Rewriting the GNU Coreutils in Rust

As movement toward memory-safe languages, and Rust in particular, continues to grow, it is worth looking at one of the larger scale efforts to port C code that has existed for decades to Rust. The uutils project aims to rewrite all of the individual utilities included in the GNU Coreutils project in Rust. Originally created by Jordi Boggiano in 2013, the project aims to provide drop-in replacements for the Coreutils programs, adding the data-race protection and memory safety that Rust provides.

Many readers will be familiar with the Coreutils project. It includes the basic file, process, and text manipulation programs that are expected to exist on every GNU-based operating system. The Coreutils project was created to consolidate three sets of tools that were previously offered separately, Fileutils, Textutils, and Shellutils, along with some other miscellaneous utilities. Many of the programs that are included in the project, such as rm, du, ls, and cat, have been around for multiple decades and, though other implementations exist, these utilities are not available for platforms like Windows in their original form.

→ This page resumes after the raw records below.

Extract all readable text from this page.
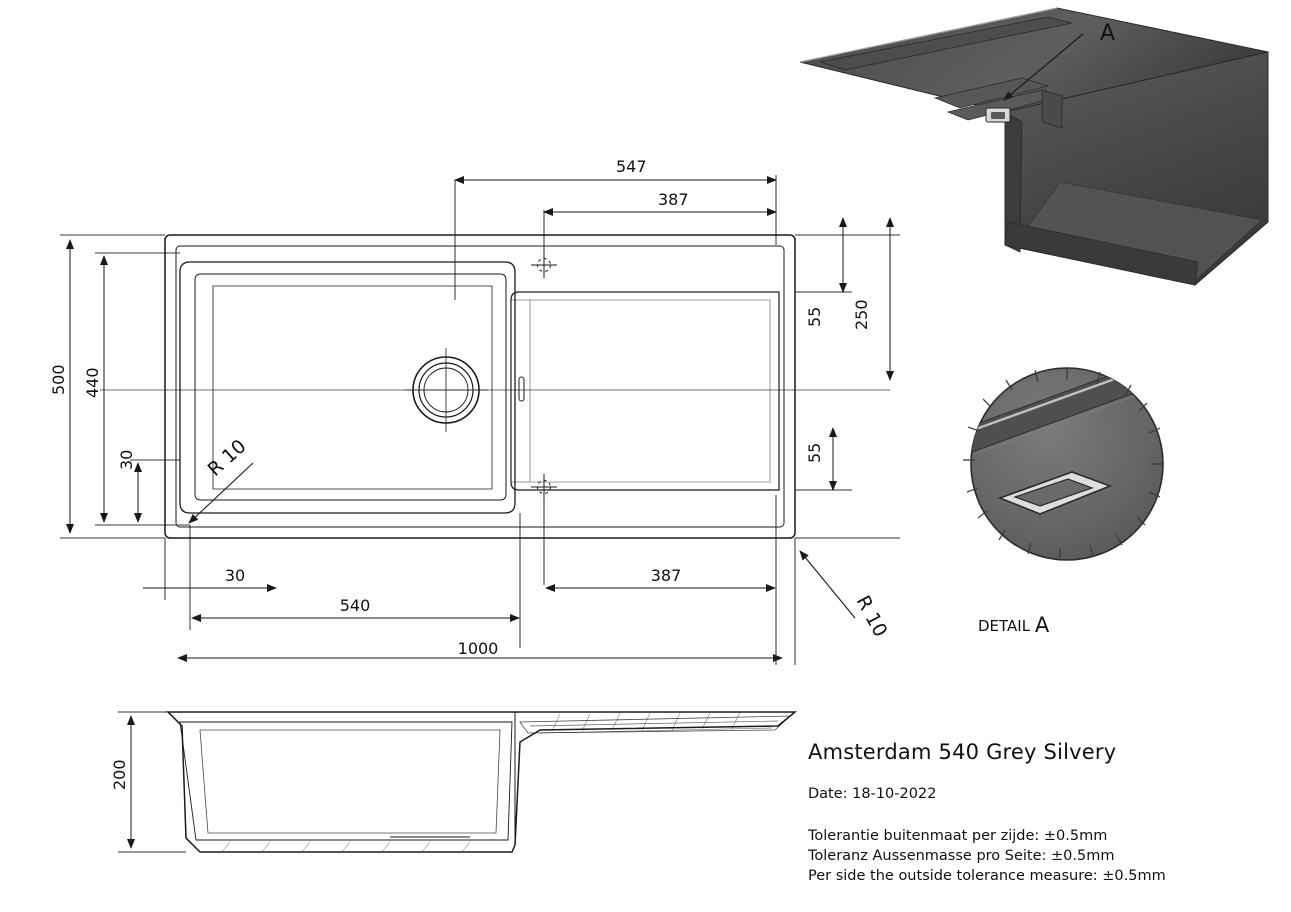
547
387
55 250
55
500 440
30
30
540
387
1000
R 10
R 10
200
A
DETAIL A
Amsterdam 540 Grey Silvery
Date: 18-10-2022
Tolerantie buitenmaat per zijde: ±0.5mm
Toleranz Aussenmasse pro Seite: ±0.5mm
Per side the outside tolerance measure: ±0.5mm
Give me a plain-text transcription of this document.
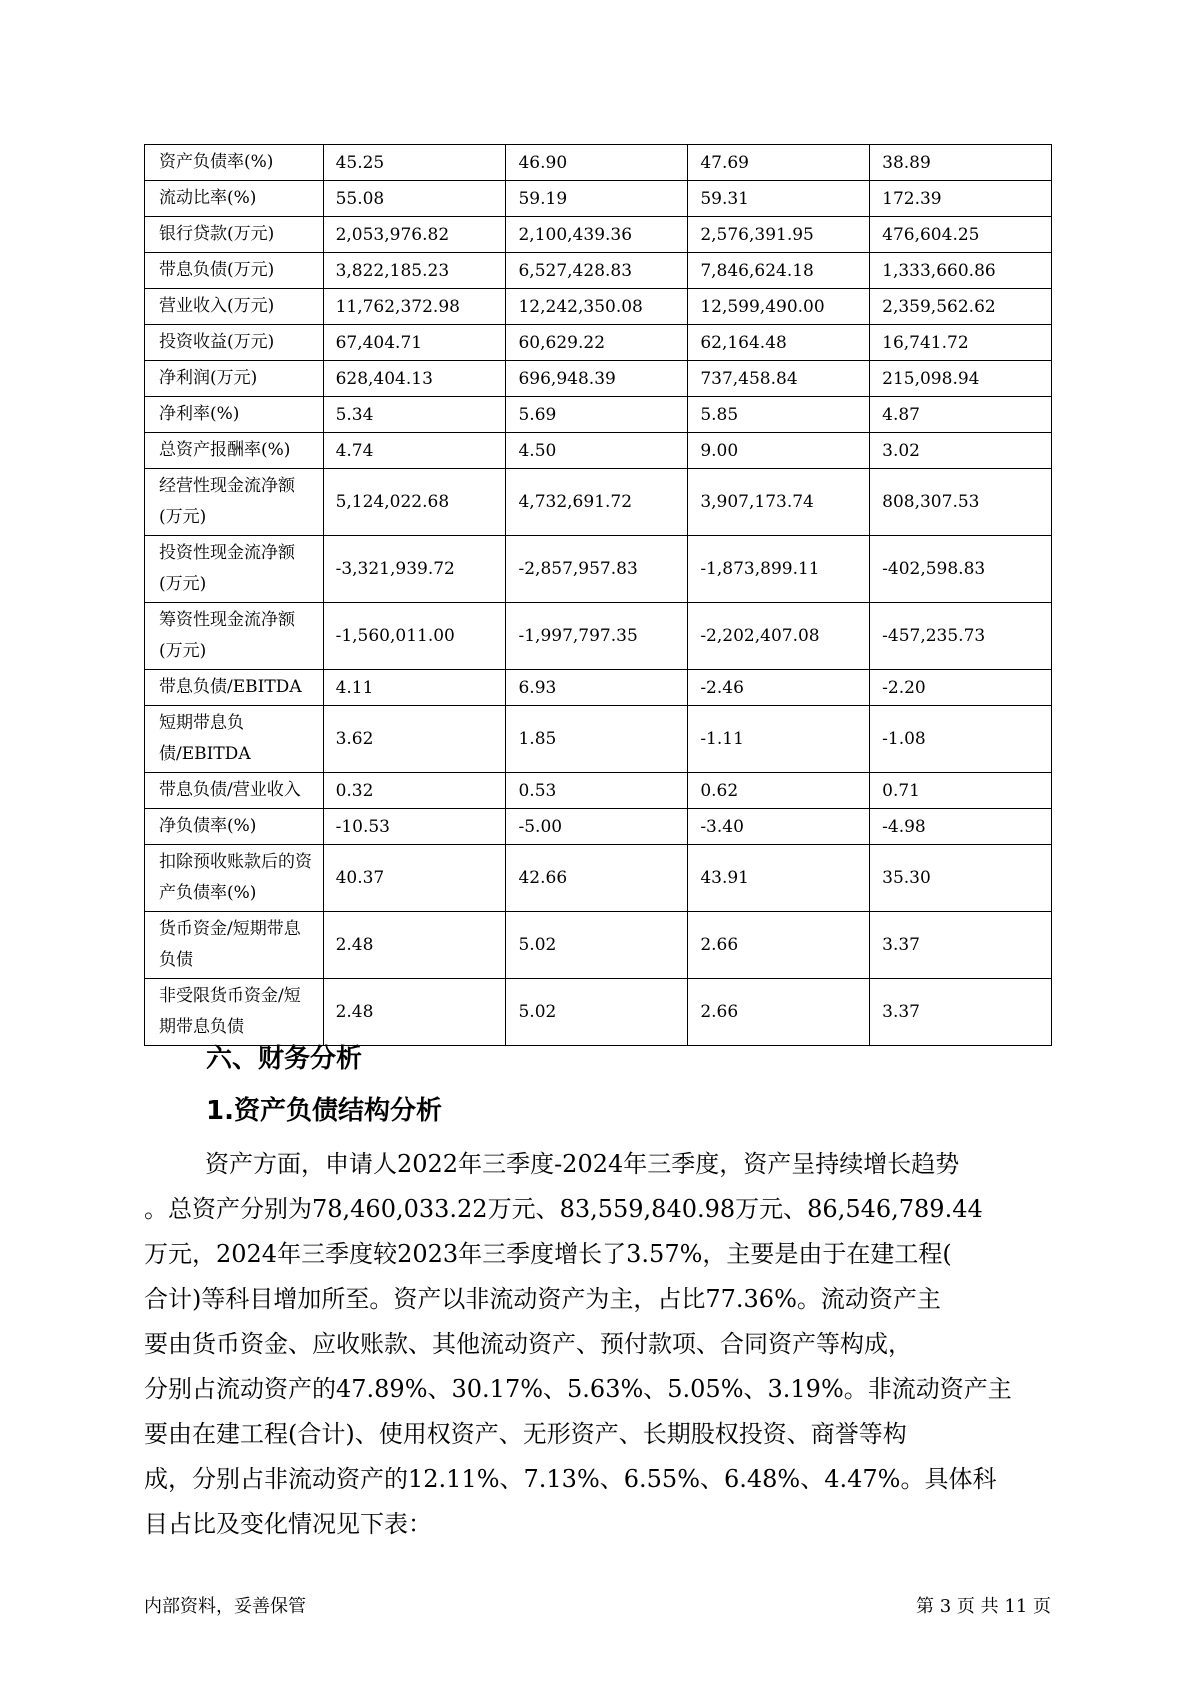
资产负债率(%)	45.25	46.90	47.69	38.89
流动比率(%)	55.08	59.19	59.31	172.39
银行贷款(万元)	2,053,976.82	2,100,439.36	2,576,391.95	476,604.25
带息负债(万元)	3,822,185.23	6,527,428.83	7,846,624.18	1,333,660.86
营业收入(万元)	11,762,372.98	12,242,350.08	12,599,490.00	2,359,562.62
投资收益(万元)	67,404.71	60,629.22	62,164.48	16,741.72
净利润(万元)	628,404.13	696,948.39	737,458.84	215,098.94
净利率(%)	5.34	5.69	5.85	4.87
总资产报酬率(%)	4.74	4.50	9.00	3.02
经营性现金流净额(万元)	5,124,022.68	4,732,691.72	3,907,173.74	808,307.53
投资性现金流净额(万元)	-3,321,939.72	-2,857,957.83	-1,873,899.11	-402,598.83
筹资性现金流净额(万元)	-1,560,011.00	-1,997,797.35	-2,202,407.08	-457,235.73
带息负债/EBITDA	4.11	6.93	-2.46	-2.20
短期带息负债/EBITDA	3.62	1.85	-1.11	-1.08
带息负债/营业收入	0.32	0.53	0.62	0.71
净负债率(%)	-10.53	-5.00	-3.40	-4.98
扣除预收账款后的资产负债率(%)	40.37	42.66	43.91	35.30
货币资金/短期带息负债	2.48	5.02	2.66	3.37
非受限货币资金/短期带息负债	2.48	5.02	2.66	3.37
六、财务分析
1.资产负债结构分析

资产方面，申请人2022年三季度-2024年三季度，资产呈持续增长趋势
。总资产分别为78,460,033.22万元、83,559,840.98万元、86,546,789.44
万元，2024年三季度较2023年三季度增长了3.57%，主要是由于在建工程(
合计)等科目增加所至。资产以非流动资产为主，占比77.36%。流动资产主
要由货币资金、应收账款、其他流动资产、预付款项、合同资产等构成，
分别占流动资产的47.89%、30.17%、5.63%、5.05%、3.19%。非流动资产主
要由在建工程(合计)、使用权资产、无形资产、长期股权投资、商誉等构
成，分别占非流动资产的12.11%、7.13%、6.55%、6.48%、4.47%。具体科
目占比及变化情况见下表：

内部资料，妥善保管	第 3 页 共 11 页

Collectively, the Coreutils programs are seen as low-hanging fruit where a working Rust-based version can be produced in a reasonable amount of time. The requirements for each utility are clear and many of the them are conceptually straightforward, although that’s not to suggest that the work is easy. While a lot of progress has been made to get uutils into a usable state, it will take some time for it to reach the stability and maturity of Coreutils.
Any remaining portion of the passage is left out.